Monday, June 16, 2008

A new research study discovers a drug commonly used to treat alcohol addiction has a similar effect on pathological gamblers — it curbs the urge to gamble and participate in gambling-related behavior.

In the investigation, University of Minnesota scientists studied seventy-seven people in a double-blind, placebo controlled study.

Fifty-eight men and women took 50, 100, or 150 milligrams of naltrexone every day for 18 weeks.

Forty percent of the 49 participants who took the drug and completed the study, quit gambling for at least one month.

Their urge to gamble also significantly dropped in intensity and frequency. The other 19 participants took a placebo. But, only 10.5 percent of those who took the placebo were able to abstain from gambling.

Study participants were aged 18 to 75 and reported gambling for 6 to 32 hours each week.

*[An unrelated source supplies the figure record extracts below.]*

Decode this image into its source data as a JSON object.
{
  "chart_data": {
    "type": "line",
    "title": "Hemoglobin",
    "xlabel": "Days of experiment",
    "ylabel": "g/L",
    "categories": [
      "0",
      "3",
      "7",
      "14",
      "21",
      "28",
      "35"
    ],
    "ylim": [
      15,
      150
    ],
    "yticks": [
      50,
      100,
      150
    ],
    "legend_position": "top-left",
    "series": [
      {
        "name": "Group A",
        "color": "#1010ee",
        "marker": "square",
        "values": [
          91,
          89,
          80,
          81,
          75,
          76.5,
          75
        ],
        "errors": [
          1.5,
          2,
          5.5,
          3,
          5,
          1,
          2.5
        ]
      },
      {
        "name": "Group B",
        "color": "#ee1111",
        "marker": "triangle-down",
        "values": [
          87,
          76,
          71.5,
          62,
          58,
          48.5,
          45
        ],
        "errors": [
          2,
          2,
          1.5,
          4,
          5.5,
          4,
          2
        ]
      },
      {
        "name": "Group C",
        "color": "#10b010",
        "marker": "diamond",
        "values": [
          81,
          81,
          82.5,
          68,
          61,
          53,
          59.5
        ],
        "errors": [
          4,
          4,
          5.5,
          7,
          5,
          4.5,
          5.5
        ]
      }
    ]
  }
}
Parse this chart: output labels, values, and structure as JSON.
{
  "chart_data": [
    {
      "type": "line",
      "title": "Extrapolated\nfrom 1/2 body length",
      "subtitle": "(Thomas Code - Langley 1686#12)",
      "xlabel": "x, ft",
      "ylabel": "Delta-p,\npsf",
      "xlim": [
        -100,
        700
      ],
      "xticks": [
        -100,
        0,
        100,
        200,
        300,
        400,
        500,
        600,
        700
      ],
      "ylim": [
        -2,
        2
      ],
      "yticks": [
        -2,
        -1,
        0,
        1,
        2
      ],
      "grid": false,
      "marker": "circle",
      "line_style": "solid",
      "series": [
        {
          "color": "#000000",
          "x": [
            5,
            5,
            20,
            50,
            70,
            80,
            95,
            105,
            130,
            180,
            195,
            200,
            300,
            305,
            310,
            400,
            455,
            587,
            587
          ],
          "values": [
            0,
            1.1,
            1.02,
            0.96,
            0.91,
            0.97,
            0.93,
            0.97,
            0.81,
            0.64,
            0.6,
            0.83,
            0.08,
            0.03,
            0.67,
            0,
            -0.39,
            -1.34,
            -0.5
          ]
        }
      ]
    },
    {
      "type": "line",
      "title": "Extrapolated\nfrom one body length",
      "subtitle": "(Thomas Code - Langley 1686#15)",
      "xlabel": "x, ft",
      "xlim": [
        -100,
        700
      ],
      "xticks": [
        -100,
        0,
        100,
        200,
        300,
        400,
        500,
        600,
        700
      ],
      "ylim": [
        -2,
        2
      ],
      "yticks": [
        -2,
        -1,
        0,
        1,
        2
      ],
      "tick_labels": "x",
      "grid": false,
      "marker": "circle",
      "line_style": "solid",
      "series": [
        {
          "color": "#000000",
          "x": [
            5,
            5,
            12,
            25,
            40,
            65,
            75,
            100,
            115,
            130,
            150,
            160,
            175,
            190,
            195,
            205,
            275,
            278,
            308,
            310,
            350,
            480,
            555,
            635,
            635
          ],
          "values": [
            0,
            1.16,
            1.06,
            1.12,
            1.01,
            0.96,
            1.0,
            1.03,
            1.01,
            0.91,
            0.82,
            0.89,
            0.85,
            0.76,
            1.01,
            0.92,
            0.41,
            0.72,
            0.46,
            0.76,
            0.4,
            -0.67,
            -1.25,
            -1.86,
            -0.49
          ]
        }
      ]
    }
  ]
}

Dosage did not have an impact on the results, naltrexone was generally well tolerated, and men and women reported similar results.

“This is good news for people who have a gambling problem,” said Jon Grant, M.D., J.D., M.P.H., a University of Minnesota associate professor of psychiatry and principal investigator of the study.

“This is the first time people have a proven medication that can help them get their behavior under control.”

The research is published in the June issue of the Journal of Clinical Psychiatry.